Distributed large-scale data storage and processing

Papailiopoulos, Dimitrios

Distributed large-scale data storage and processing

Access full-text files

PAPAILIOPOULOS-DISSERTATION-2014.pdf (3.35 MB)

Date

2014-05

Authors

Papailiopoulos, Dimitrios

Abstract

This thesis makes progress towards the fundamental understanding of heterogeneous and dynamic information systems and the way that we store and process massive data-sets. Reliable large-scale data storage: Distributed storage systems for large clusters typically use replication to provide reliability. Recently, erasure codes have been used to reduce the large storage overhead of three-replicated systems.

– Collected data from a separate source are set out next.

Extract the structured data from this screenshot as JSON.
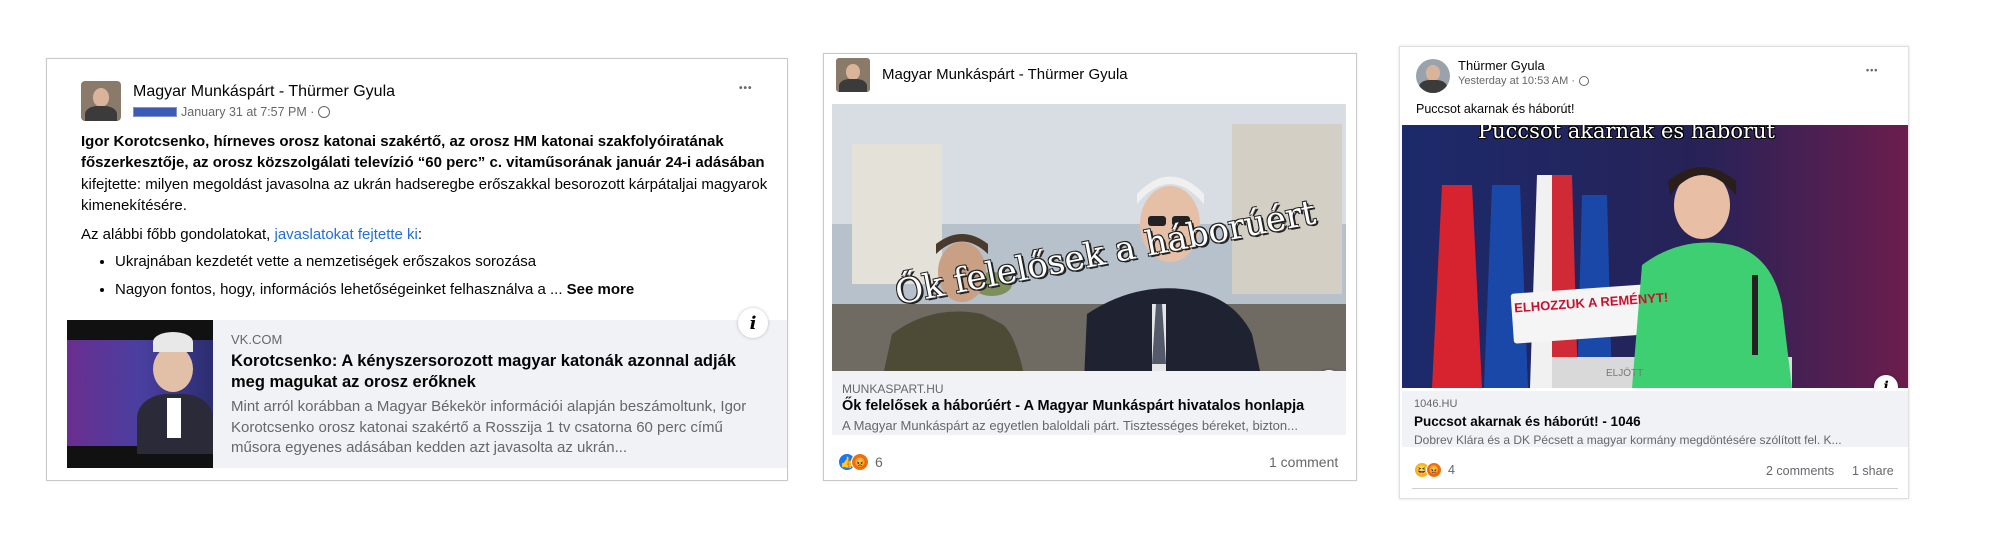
{
  "post1": {
    "page_name": "Magyar Munkáspárt - Thürmer Gyula",
    "timestamp": "January 31 at 7:57 PM · ",
    "more": "•••",
    "para1_bold1": "Igor Korotcsenko, hírneves orosz katonai szakértő, az orosz HM katonai szakfolyóiratának főszerkesztője, az orosz közszolgálati televízió “60 perc” c. vitaműsorának január 24-i adásában",
    "para1_rest": " kifejtette: milyen megoldást javasolna az ukrán hadseregbe erőszakkal besorozott kárpátaljai magyarok kimenekítésére.",
    "para2_pre": "Az alábbi főbb gondolatokat, ",
    "para2_link": "javaslatokat fejtette ki",
    "para2_post": ":",
    "bullet1": "Ukrajnában kezdetét vette a nemzetiségek erőszakos sorozása",
    "bullet2": "Nagyon fontos, hogy, információs lehetőségeinket felhasználva a ... ",
    "see_more": "See more",
    "link": {
      "domain": "VK.COM",
      "title": "Korotcsenko: A kényszersorozott magyar katonák azonnal adják meg magukat az orosz erőknek",
      "desc": "Mint arról korábban a Magyar Békekör információi alapján beszámoltunk, Igor Korotcsenko orosz katonai szakértő a Rosszija 1 tv csatorna 60 perc című műsora egyenes adásában kedden azt javasolta az ukrán..."
    },
    "info": "i"
  },
  "post2": {
    "page_name": "Magyar Munkáspárt - Thürmer Gyula",
    "image_caption": "Ők  felelősek a háborúért",
    "link": {
      "domain": "MUNKASPART.HU",
      "title": "Ők felelősek a háborúért - A Magyar Munkáspárt hivatalos honlapja",
      "desc": "A Magyar Munkáspárt az egyetlen baloldali párt. Tisztességes béreket, bizton..."
    },
    "reaction_count": "6",
    "comments": "1 comment",
    "info": "i"
  },
  "post3": {
    "page_name": "Thürmer Gyula",
    "timestamp": "Yesterday at 10:53 AM · ",
    "more": "•••",
    "text": "Puccsot akarnak és háborút!",
    "image_caption": "Puccsot akarnak és háborút",
    "podium_text": "ELHOZZUK A REMÉNYT!",
    "podium_sub": "ELJÖTT",
    "link": {
      "domain": "1046.HU",
      "title": "Puccsot akarnak és háborút! - 1046",
      "desc": "Dobrev Klára és a DK Pécsett a magyar kormány megdöntésére szólított fel. K..."
    },
    "reaction_count": "4",
    "comments": "2 comments",
    "shares": "1 share",
    "info": "i"
  },
  "colors": {
    "link": "#216fdb",
    "meta": "#65676b",
    "like": "#1877f2",
    "angry": "#e9710f",
    "haha": "#f7b125"
  }
}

However, traditional erasure codes are associated with high repair cost that is often considered an unavoidable price to pay. In this thesis, we show how to overcome these limitations. We construct novel families of erasure codes that are optimal under various repair cost metrics, while achieving the best possible reliability. We show how these modern storage codes significantly outperform traditional erasure codes. Low-rank approximations for large-scale data processing: A central goal in data analytics is extracting useful and interpretable information from massive data-sets. A challenge that arises from the distributed and large-scale nature of the data at hand, is having algorithms that are good in theory but can also scale up gracefully to large problem sizes. Using ideas from prior work, we develop a scalable lowrank optimization framework with provable guarantees for problems like the densest k-subgraph (DkS) and sparse PCA. Our experimental findings indicate that this low-rank framework can outperform the state-of-the art, by offering higher quality and more interpretable solutions, and by scaling up to problem inputs with billions of entries.